In order for the binlog position to move and the mysqldump to work, the mysqldump parameter --single-transaction had to have been issued. What does it do ???

According to MySQL Documentation on mysqldump --single-transaction

This option sets the transaction isolation mode to REPEATABLE READ and sends a START TRANSACTION SQL statement to the server before dumping data. It is useful only with transactional tables such as InnoDB, because then it dumps the consistent state of the database at the time when START TRANSACTION was issued without blocking any applications.

When using this option, you should keep in mind that only InnoDB tables are dumped in a consistent state.
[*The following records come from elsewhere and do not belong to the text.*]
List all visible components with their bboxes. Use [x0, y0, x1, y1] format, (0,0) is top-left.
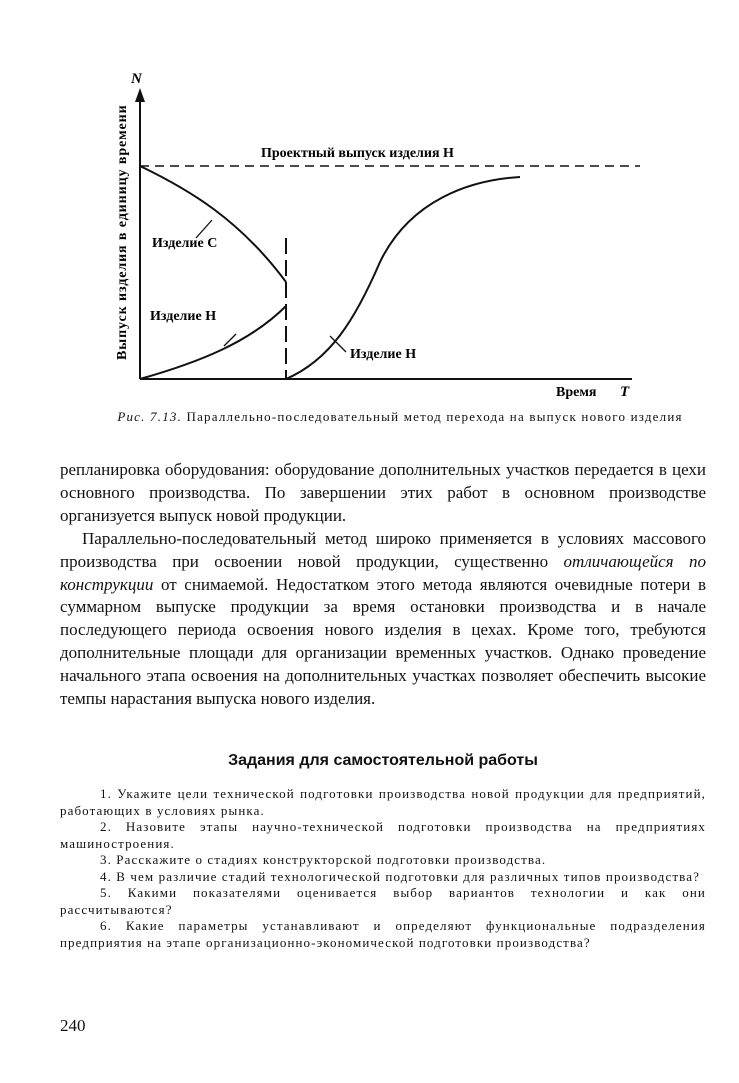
question-item: 1. Укажите цели технической подготовки производства новой продукции для предприятий, работающих в условиях рынка.: [60, 786, 706, 818]
y-axis-arrow: [135, 88, 145, 102]
section-heading: Задания для самостоятельной работы: [228, 752, 538, 769]
product-c-label: Изделие С: [152, 236, 218, 251]
paragraph-method-part-b: от снимаемой. Недостатком этого метода являются очевидные потери в суммарном выпуске продукции за время остановки производства и в начале последующего периода освоения нового изделия в цехах. Кроме того, требуются дополнительные площади для организации временных участков. Однако проведение начального этапа освоения на дополнительных участках позволяет обеспечить высокие темпы нарастания выпуска нового изделия.: [60, 574, 706, 708]
x-axis-symbol: T: [620, 384, 630, 400]
product-h-right-label: Изделие Н: [350, 347, 417, 362]
paragraph-method-part-a: Параллельно-последовательный метод широко применяется в условиях массового производства при освоении новой продукции, существенно: [60, 529, 706, 571]
y-axis-symbol: N: [131, 71, 142, 87]
paragraph-method-italic: отличающейся по конструкции: [60, 551, 706, 594]
question-item: 5. Какими показателями оценивается выбор вариантов технологии и как они рассчитываются?: [60, 885, 706, 917]
caption-label: Рис. 7.13.: [117, 409, 183, 424]
question-item: 6. Какие параметры устанавливают и определяют функциональные подразделения предприятия на этапе организационно-экономической подготовки производства?: [60, 918, 706, 950]
page-number: 240: [60, 1016, 86, 1035]
figure-7-13: [0, 0, 739, 400]
paragraph-continuation: репланировка оборудования: оборудование дополнительных участков передается в цехи основного производства. По завершении этих работ в основном производстве организуется выпуск новой продукции.: [60, 460, 706, 525]
product-c-curve: [140, 166, 286, 282]
paragraph-method: [60, 528, 706, 710]
x-axis-label: Время: [556, 385, 597, 400]
question-item: 4. В чем различие стадий технологической подготовки для различных типов производства?: [100, 868, 700, 884]
question-list: [60, 786, 706, 951]
caption-text: Параллельно-последовательный метод перехода на выпуск нового изделия: [186, 409, 683, 424]
y-axis-label: Выпуск изделия в единицу времени: [115, 104, 130, 360]
question-item: 2. Назовите этапы научно-технической подготовки производства на предприятиях машиностроения.: [60, 819, 706, 851]
question-item: 3. Расскажите о стадиях конструкторской подготовки производства.: [100, 852, 547, 867]
design-output-label: Проектный выпуск изделия Н: [261, 146, 454, 161]
figure-caption: [100, 408, 700, 425]
product-h-left-label: Изделие Н: [150, 309, 217, 324]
For example, any MyISAM or MEMORY tables dumped while using this option may still change state.

While a --single-transaction dump is in process, to ensure a valid dump file (correct table contents and binary log coordinates), no other connection should use the following statements: ALTER TABLE, CREATE TABLE, DROP TABLE, RENAME TABLE, TRUNCATE TABLE. A consistent read is not isolated from those statements, so use of them on a table to be dumped can cause the SELECT that is performed by mysqldump to retrieve the table contents to obtain incorrect contents or fail.

The --single-transaction option and the --lock-tables option are mutually exclusive because LOCK TABLES causes any pending transactions to be committed implicitly.

To dump large tables, combine the --single-transaction option with the --quick option.

The log file and position recorded in the mysqldump (usually between lines 23-25) simply give you the place to start when setting up a MySQL Replication Slave.

EXAMPLE

Suppose you ran mysqldump --single-transaction from IP 10.20.30.40 (call it Server M1) and loaded that mysqldump into another server (the one to become the MySQL Replication Slave, call it Server S1).

You run the following commands on S1

CHANGE MASTER TO
    master_host='10.20.30.40',
    master_post=3306,
    master_user='replicationusername',
    master_password='replicationpassword',
    master_log_file='mysql-bin.000002',
    master_log_pos=155;
START SLAVE;

What this will do is activate two DB threads

  • I/O Thread : This will copy all binlog events from the initial position you gave it or the last position it successfully executed from the master (M1). When it gets to the end of the binlog it was reading, it will move to the next binlog (mysql-bin.000003) and keep going from there.
  • SQL Thread : This will execute all binlog collected from the I/O until there are no more. Then, the SQL thread will wait for new events from the I/O Thread to the collected.

What are binlog events ?? The recorded SQL commands that a Master Server records when the Master has executed them.

Would you like to know what the binlog events look like ???

You would go to M1 and run the following

mysqlbinlog --start-position=155 --stop-position=497824459  mysql-bin.000002 > binlog_events.sql
less binlog_events.sql

The file binlog_events.sql will contain all the binlog events that executed on the Master while the mysqldump was in progress.

If you want those events on another server without setting up MySQL Replication, you could load the mysqldump and then load binlog_events.sql into a new server and have the dump just as up-to-date as possible.

YOUR ACTUAL QUESTION

Yes, you will further corrupt the DB.